Self-localized ultrafast pencil beam for volumetric multiphoton imaging

The formation of organized optical states in multidimensional systems is crucial for understanding light-matter interaction and advancing light-shaping technologies. Here, we report the observation of a self-localized, ultrafast pencil beam near the critical power in a standard multimode fiber (MMF) and demonstrate its application in volumetric multiphoton imaging. We show that self-focusing in step-index MMFs, traditionally considered detrimental, can facilitate the formation of a nonlinear spatiotemporal localized state with a sidelobe-suppressed Bessel-like beam profile, exhibiting markedly improved stability and noise characteristics. By simply launching an overfilled on-axis Gaussian beam into a standard MMF, a high-quality ultrafast pencil beam can be generated through a self-localized process and readily integrated into an existing multiphoton point-scanning microscope.

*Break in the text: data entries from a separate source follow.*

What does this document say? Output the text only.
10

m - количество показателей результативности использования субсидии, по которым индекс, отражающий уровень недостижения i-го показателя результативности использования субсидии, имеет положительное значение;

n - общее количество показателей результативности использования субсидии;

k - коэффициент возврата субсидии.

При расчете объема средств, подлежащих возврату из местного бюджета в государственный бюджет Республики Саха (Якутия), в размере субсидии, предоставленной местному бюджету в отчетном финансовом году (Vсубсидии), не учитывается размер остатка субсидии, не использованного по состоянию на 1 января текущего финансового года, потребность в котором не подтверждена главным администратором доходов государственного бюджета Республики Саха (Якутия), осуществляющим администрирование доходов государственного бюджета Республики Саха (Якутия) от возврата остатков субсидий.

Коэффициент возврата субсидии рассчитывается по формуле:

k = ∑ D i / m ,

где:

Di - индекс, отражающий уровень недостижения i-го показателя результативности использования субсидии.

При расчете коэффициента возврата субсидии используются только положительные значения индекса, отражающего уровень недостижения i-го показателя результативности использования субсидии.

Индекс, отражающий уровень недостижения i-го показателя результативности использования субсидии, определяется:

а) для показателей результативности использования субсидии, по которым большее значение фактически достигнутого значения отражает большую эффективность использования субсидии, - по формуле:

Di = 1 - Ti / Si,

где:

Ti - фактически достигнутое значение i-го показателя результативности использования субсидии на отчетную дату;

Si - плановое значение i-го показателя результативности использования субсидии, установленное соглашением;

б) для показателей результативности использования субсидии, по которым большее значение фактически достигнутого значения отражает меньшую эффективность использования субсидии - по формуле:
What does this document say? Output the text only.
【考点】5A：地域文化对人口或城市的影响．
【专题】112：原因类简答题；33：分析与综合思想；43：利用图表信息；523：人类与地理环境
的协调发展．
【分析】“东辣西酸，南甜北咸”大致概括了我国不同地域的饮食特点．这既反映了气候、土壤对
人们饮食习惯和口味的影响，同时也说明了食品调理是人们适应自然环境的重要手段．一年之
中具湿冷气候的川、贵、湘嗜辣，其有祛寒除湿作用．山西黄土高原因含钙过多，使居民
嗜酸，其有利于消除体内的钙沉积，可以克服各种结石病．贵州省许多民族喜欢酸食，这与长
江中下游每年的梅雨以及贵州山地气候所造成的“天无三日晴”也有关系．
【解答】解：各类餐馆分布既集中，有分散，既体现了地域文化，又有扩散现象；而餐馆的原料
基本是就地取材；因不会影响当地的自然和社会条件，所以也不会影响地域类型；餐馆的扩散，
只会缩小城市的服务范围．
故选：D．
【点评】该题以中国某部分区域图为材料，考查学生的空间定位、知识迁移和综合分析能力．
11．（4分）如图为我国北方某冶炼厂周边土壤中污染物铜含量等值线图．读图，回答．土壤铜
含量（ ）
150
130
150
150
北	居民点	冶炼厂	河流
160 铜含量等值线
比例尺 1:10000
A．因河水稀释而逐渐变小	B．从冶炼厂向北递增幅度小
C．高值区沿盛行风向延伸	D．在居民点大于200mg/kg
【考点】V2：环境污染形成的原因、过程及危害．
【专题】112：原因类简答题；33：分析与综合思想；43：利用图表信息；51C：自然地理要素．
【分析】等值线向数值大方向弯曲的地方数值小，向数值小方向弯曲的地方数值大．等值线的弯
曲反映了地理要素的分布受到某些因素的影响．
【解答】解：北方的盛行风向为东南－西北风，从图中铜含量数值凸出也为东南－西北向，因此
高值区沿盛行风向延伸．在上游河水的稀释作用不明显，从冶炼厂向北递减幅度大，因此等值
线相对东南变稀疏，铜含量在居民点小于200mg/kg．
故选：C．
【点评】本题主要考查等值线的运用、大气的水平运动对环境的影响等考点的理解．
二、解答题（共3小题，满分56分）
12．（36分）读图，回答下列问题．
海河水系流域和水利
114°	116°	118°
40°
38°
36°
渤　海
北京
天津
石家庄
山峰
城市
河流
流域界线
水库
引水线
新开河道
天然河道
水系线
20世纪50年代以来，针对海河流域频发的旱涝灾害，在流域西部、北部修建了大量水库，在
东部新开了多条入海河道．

Moreover, in contrast to existing focus extension methods limited to low NA ($\le$0.7), this approach readily produces pencil beams compatible with high-NA (1.05) multiphoton imaging systems, exhibiting significantly reduced sidelobes and enhanced aberration robustness. Finally, we apply this self-localized pencil beam to two-photon imaging of intact mouse enteric nervous systems, benchmarking with diffraction-limited Gaussian beams and outperforming conventional Bessel beams. Our findings provide new insights into the nonlinear dynamics of multidimensional optical systems and offer a promising approach for generating high-quality ultrafast pencil beams for various beam-shaping applications, including microscopy.